Ohira Shin-Ichi, Miki Yusuke, Matsuzaki Toru, Nakamura Nao, Sato Yu-ki, Hirose Yasuo, Toda Kei
Department of Chemistry, Kumamoto University, Kumamoto, Japan.
Tsukuba Laboratories, Taiyo Nippon Sanso Corporation, Ibaraki, Japan.
Anal Chim Acta. 2015 Jul 30;886:188-93. doi: 10.1016/j.aca.2015.05.045. Epub 2015 Jul 8.
Industrial gases such as nitrogen, oxygen, argon, and helium are easily contaminated with water during production, transfer and use, because there is a high volume fraction of water in the atmosphere (approximately 1.2% estimated with the average annual atmospheric temperature and relative humidity). Even trace water (<1 parts per million by volume (ppmv) of H2O, dew point < -76 °C) in the industrial gases can cause quality problems in the process such as production of semiconductors. Therefore, it is important to monitor and to control trace water levels in industrial gases at each supplying step, and especially during their use. In the present study, a fiber optic gas sensor was investigated for monitoring trace water levels in industrial gases. The sensor consists of a film containing a metal organic framework (MOF). MOFs are made of metals coordinated to organic ligands, and have mesoscale pores that adsorb gas molecules. When the MOF, copper benzene-1,3,5-tricarboxylate (Cu-BTC), was used as a sensing material, we investigated the color of Cu-BTC with water adsorption changed both in depth and tone. Cu-BTC crystals appeared deep blue in dry gases, and then changed to light blue in wet gases. An optical gas sensor with the Cu-BTC film was developed using a light emitting diode as the light source and a photodiode as the light intensity detector. The sensor showed a reversible response to trace water, did not require heating to remove the adsorbed water molecules. The sample gas flow rate did not affect the sensitivity. The obtained limit of detection was 40 parts per billion by volume (ppbv). The response time for sample gas containing 2.5 ppmvH2O was 23 s. The standard deviation obtained for daily analysis of 1.0 ppmvH2O standard gas over 20 days was 9%. Furthermore, the type of industrial gas did not affect the sensitivity. These properties mean the sensor will be applicable to trace water detection in various industrial gases.

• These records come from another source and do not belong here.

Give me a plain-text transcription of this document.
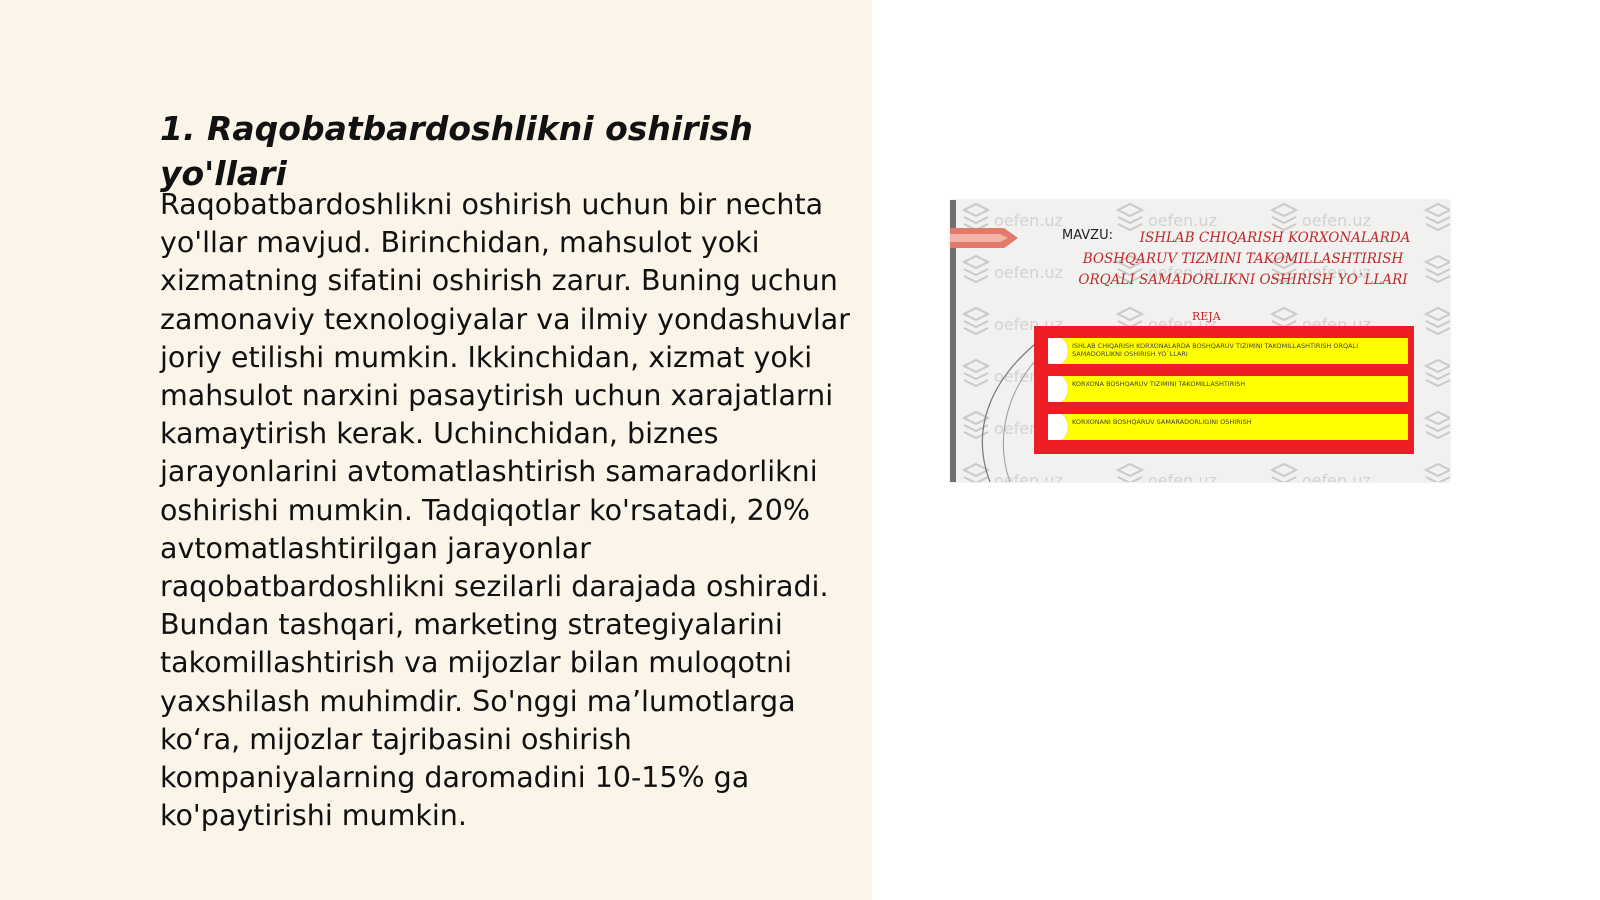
1. Raqobatbardoshlikni oshirish yo'llari

Raqobatbardoshlikni oshirish uchun bir nechta yo'llar mavjud. Birinchidan, mahsulot yoki xizmatning sifatini oshirish zarur. Buning uchun zamonaviy texnologiyalar va ilmiy yondashuvlar joriy etilishi mumkin. Ikkinchidan, xizmat yoki mahsulot narxini pasaytirish uchun xarajatlarni kamaytirish kerak. Uchinchidan, biznes jarayonlarini avtomatlashtirish samaradorlikni oshirishi mumkin. Tadqiqotlar ko'rsatadi, 20% avtomatlashtirilgan jarayonlar raqobatbardoshlikni sezilarli darajada oshiradi. Bundan tashqari, marketing strategiyalarini takomillashtirish va mijozlar bilan muloqotni yaxshilash muhimdir. So'nggi ma’lumotlarga ko‘ra, mijozlar tajribasini oshirish kompaniyalarning daromadini 10-15% ga ko'paytirishi mumkin.

MAVZU:	ISHLAB CHIQARISH KORXONALARDA BOSHQARUV TIZMINI TAKOMILLASHTIRISH ORQALI SAMADORLIKNI OSHIRISH YO`LLARI

REJA
ISHLAB CHIQARISH KORXONALARDA BOSHQARUV TIZIMINI TAKOMILLASHTIRISH ORQALI SAMADORLIKNI OSHIRISH YO`LLARI
KORXONA BOSHQARUV TIZIMINI TAKOMILLASHTIRISH
KORXONANI BOSHQARUV SAMARADORLIGINI OSHIRISH
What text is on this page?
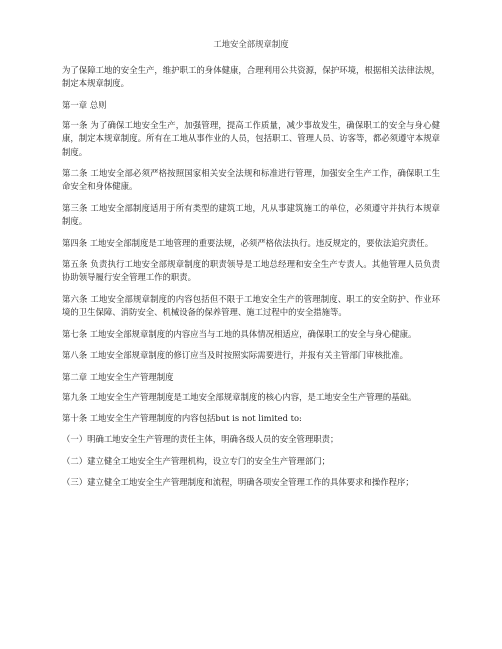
工地安全部规章制度

为了保障工地的安全生产，维护职工的身体健康，合理利用公共资源，保护环境，根据相关法律法规，制定本规章制度。

第一章 总则

第一条 为了确保工地安全生产，加强管理，提高工作质量，减少事故发生，确保职工的安全与身心健康，制定本规章制度。所有在工地从事作业的人员，包括职工、管理人员、访客等，都必须遵守本规章制度。

第二条 工地安全部必须严格按照国家相关安全法规和标准进行管理，加强安全生产工作，确保职工生命安全和身体健康。

第三条 工地安全部制度适用于所有类型的建筑工地，凡从事建筑施工的单位，必须遵守并执行本规章制度。

第四条 工地安全部制度是工地管理的重要法规，必须严格依法执行。违反规定的，要依法追究责任。

第五条 负责执行工地安全部规章制度的职责领导是工地总经理和安全生产专责人。其他管理人员负责协助领导履行安全管理工作的职责。

第六条 工地安全部规章制度的内容包括但不限于工地安全生产的管理制度、职工的安全防护、作业环境的卫生保障、消防安全、机械设备的保养管理、施工过程中的安全措施等。

第七条 工地安全部规章制度的内容应当与工地的具体情况相适应，确保职工的安全与身心健康。

第八条 工地安全部规章制度的修订应当及时按照实际需要进行，并报有关主管部门审核批准。

第二章 工地安全生产管理制度

第九条 工地安全生产管理制度是工地安全部规章制度的核心内容，是工地安全生产管理的基础。

第十条 工地安全生产管理制度的内容包括but is not limited to:

（一）明确工地安全生产管理的责任主体，明确各级人员的安全管理职责；

（二）建立健全工地安全生产管理机构，设立专门的安全生产管理部门；

（三）建立健全工地安全生产管理制度和流程，明确各项安全管理工作的具体要求和操作程序；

诸如氮气、氧气、氩气和氦气等工业气体在生产、传输和使用过程中很容易被水污染,因为大气中水蒸气的体积分数很高(根据年平均气温和相对湿度估算约为1.2%)。即使工业气体中存在痕量水(体积分数<1 ppmv的H₂O,露点<-76°C)也会在诸如半导体生产等过程中引发质量问题。因此,在工业气体的每个供应环节,尤其是在使用过程中,监测和控制痕量水含量非常重要。在本研究中,对一种用于监测工业气体中痕量水含量的光纤气体传感器进行了研究。该传感器由包含金属有机骨架(MOF)的薄膜组成。MOF由与有机配体配位的金属构成,具有吸附气体分子的介孔。当使用金属有机骨架材料苯-1,3,5-三甲酸铜(Cu-BTC)作为传感材料时,我们研究了Cu-BTC在吸附水时颜色在深度和色调上的变化。Cu-BTC晶体在干燥气体中呈深蓝色,在潮湿气体中则变为浅蓝色。利用发光二极管作为光源、光电二极管作为光强检测器,开发了一种带有Cu-BTC薄膜的光学气体传感器。该传感器对痕量水表现出可逆响应,无需加热来去除吸附的水分子。样气流量不影响灵敏度。获得的检测限为40 ppbv。对于含有2.5 ppmv H₂O的样气,响应时间为23秒。对1.0 ppmv H₂O标准气体进行20天的每日分析所得到的标准偏差为9%。此外,工业气体的类型不影响灵敏度。这些特性意味着该传感器将适用于各种工业气体中的痕量水检测。